Es war ein verrücktes Fußballspiel in Hoffenheim. Gleich acht „Eier“ legten die Protagonisten beider Teams am Ostersamstag in die Nester. Borussia Mönchengladbach hatte am Ende gleich fünf und verteilte drei. Die Borussen gingen so beim Offensivspektakel unter dem Strich leer aus. Und das, weil sie vor allem in der Defensive viel zu viel anboten. Die Protagonisten hatten allen Grund sich zu ärgern.

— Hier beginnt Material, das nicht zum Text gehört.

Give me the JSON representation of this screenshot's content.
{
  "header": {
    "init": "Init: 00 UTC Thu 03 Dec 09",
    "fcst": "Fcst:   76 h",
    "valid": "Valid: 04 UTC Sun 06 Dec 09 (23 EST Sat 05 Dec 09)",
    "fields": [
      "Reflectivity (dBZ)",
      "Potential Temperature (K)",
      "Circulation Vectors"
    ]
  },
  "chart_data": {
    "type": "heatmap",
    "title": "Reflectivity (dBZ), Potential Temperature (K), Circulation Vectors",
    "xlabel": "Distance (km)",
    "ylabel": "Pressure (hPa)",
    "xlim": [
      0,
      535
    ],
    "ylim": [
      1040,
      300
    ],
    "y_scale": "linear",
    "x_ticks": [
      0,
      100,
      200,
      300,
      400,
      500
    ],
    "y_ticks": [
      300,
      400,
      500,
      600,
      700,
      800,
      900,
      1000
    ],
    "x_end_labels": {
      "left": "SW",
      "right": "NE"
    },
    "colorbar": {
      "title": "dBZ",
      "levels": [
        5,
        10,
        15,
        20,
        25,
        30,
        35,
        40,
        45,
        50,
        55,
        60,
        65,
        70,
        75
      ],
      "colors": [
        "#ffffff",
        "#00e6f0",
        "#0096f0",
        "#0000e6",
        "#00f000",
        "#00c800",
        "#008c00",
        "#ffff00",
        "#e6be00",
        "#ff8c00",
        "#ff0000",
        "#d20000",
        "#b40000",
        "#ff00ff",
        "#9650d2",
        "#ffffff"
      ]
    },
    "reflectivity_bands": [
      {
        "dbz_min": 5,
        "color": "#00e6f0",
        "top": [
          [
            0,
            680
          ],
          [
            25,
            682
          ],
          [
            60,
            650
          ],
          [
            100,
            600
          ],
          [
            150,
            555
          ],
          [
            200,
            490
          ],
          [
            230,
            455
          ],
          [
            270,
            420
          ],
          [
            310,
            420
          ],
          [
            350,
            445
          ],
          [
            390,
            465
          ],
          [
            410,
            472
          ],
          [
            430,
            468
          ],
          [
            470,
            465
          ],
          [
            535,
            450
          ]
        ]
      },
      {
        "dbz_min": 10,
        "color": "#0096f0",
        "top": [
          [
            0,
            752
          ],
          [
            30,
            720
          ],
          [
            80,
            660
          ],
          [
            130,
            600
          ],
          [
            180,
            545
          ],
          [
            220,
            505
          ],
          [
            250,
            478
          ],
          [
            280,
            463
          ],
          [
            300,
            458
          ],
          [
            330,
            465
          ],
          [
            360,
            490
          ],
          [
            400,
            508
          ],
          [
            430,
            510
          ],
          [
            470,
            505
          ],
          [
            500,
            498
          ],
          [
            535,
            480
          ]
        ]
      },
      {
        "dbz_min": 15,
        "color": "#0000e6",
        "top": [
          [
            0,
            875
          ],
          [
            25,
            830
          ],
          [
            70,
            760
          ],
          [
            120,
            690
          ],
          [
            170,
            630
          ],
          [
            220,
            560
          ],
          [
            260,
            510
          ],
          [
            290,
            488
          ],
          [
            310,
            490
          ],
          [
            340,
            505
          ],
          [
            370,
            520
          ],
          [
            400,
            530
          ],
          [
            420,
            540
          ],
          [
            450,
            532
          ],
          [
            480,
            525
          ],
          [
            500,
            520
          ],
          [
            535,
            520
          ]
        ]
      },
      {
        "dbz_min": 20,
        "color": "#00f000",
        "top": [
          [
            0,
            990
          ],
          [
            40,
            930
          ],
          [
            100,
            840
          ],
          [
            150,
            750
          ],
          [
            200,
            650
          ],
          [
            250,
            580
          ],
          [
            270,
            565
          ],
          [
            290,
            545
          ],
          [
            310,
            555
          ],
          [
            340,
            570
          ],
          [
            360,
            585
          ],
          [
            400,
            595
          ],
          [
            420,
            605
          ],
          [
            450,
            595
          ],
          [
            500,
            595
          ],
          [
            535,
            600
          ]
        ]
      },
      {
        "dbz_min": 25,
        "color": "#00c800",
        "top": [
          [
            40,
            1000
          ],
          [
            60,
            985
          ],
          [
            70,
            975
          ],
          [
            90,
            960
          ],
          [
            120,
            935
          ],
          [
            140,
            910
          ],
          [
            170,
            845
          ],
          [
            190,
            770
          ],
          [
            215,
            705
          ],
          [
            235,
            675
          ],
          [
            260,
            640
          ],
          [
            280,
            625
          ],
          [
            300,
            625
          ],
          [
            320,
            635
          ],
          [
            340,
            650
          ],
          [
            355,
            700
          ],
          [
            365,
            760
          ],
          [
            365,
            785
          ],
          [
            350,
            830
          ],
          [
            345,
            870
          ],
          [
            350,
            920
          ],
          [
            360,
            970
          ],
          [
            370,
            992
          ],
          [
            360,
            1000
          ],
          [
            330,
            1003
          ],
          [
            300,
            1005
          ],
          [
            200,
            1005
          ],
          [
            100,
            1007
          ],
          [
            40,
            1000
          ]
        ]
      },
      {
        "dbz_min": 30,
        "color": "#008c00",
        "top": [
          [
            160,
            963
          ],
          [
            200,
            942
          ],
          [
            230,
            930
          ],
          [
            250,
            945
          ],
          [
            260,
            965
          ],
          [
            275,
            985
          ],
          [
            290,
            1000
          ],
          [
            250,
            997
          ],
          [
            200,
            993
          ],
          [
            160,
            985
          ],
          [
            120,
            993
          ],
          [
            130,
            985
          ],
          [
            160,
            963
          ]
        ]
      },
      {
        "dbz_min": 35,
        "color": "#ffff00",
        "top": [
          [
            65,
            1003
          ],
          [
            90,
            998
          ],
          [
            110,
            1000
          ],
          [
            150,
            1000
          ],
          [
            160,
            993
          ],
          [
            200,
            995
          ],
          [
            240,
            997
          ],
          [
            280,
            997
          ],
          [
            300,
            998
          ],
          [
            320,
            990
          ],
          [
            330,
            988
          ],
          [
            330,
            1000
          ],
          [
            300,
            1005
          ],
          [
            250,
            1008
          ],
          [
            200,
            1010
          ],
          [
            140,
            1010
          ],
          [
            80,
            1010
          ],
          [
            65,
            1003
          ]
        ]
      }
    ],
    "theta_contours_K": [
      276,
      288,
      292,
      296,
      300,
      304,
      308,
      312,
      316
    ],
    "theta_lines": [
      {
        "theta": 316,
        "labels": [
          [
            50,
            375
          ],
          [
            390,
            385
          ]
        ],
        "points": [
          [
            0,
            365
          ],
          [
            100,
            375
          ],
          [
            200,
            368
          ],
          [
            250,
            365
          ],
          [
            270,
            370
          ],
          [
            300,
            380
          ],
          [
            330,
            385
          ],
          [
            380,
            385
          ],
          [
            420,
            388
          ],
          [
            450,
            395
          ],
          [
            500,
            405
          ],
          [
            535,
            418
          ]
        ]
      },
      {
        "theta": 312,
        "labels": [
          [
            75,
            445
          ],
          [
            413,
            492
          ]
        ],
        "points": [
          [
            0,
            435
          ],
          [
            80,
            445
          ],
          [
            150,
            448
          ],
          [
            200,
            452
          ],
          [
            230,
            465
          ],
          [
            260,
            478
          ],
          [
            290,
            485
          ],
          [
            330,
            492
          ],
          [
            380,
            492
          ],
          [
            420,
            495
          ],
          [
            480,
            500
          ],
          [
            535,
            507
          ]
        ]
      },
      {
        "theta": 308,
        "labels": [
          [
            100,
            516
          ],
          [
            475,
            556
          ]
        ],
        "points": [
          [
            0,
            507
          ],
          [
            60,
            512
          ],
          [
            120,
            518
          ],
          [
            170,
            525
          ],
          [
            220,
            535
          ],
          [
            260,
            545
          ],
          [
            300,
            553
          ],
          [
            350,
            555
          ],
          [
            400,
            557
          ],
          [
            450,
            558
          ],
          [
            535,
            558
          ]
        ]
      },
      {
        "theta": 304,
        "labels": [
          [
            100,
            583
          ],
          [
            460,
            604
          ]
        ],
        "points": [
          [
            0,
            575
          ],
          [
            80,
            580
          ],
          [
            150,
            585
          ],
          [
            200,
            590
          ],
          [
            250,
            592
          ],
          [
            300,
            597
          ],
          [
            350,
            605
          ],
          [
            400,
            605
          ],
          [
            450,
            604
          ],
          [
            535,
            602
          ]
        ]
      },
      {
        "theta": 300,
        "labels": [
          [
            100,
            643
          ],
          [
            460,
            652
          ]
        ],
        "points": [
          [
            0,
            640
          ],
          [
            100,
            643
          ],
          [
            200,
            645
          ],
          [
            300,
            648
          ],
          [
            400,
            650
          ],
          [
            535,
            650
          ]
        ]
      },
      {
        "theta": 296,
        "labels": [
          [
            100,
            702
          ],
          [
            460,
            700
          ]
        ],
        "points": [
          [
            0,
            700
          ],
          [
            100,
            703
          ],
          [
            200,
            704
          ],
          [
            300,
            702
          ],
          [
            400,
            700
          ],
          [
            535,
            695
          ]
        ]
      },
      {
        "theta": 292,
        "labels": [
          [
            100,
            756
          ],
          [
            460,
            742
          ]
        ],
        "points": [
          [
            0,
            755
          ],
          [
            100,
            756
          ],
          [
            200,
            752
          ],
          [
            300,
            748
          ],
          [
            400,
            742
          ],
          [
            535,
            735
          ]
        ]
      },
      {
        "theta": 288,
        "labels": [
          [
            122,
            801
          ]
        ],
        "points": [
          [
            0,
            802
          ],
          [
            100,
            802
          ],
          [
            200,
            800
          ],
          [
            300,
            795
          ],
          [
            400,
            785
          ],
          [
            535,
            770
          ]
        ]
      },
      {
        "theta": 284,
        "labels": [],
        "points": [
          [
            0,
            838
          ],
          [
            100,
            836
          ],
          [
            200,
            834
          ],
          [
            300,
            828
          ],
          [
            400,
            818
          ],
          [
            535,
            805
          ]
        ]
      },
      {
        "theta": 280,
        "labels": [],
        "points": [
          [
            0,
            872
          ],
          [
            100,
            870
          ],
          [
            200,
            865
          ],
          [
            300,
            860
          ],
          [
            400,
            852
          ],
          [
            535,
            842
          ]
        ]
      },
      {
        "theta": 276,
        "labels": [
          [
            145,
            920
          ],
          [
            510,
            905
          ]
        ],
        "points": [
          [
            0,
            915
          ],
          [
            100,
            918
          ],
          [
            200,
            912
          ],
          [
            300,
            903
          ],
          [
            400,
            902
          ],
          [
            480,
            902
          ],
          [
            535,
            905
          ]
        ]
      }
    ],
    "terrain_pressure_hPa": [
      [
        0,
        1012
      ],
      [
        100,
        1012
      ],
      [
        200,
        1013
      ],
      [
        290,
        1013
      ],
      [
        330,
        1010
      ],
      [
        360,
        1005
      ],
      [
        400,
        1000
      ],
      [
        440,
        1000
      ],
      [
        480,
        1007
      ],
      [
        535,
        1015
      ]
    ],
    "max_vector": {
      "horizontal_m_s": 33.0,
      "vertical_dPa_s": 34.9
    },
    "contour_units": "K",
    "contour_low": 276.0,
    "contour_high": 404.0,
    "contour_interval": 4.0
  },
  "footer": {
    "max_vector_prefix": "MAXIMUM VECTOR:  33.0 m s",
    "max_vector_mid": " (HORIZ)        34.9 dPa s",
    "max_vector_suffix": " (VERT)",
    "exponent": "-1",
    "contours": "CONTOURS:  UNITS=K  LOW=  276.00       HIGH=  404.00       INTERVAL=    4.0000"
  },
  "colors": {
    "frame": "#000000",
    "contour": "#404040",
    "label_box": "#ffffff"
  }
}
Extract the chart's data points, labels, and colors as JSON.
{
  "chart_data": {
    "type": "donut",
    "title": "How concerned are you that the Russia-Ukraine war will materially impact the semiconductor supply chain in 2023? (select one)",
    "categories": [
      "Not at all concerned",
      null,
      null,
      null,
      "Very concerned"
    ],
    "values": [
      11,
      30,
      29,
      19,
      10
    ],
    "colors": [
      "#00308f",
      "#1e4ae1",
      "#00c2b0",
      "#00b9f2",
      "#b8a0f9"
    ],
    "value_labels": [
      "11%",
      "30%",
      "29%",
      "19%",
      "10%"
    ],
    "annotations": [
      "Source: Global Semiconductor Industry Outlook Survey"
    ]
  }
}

Nach Schlusspfiff in der WIRSOL Rhein-Neckar-Arena waren sich alle Protagonisten beider Seiten einig: Diese Partie war Werbung für den Fußball und vor allem für den neutralen Zuschauer ein Leckerbissen. »Das war Fußball vom Allerfeinsten. Alle, die heute im Stadion waren, können sagen, dass sie bei einem tollen Fußballspiel waren«, befand Dieter Hecking und Max Eberl ergänzte: »Es war ein sehr gutes Bundesligaspiel, mit allem was dazugehört«.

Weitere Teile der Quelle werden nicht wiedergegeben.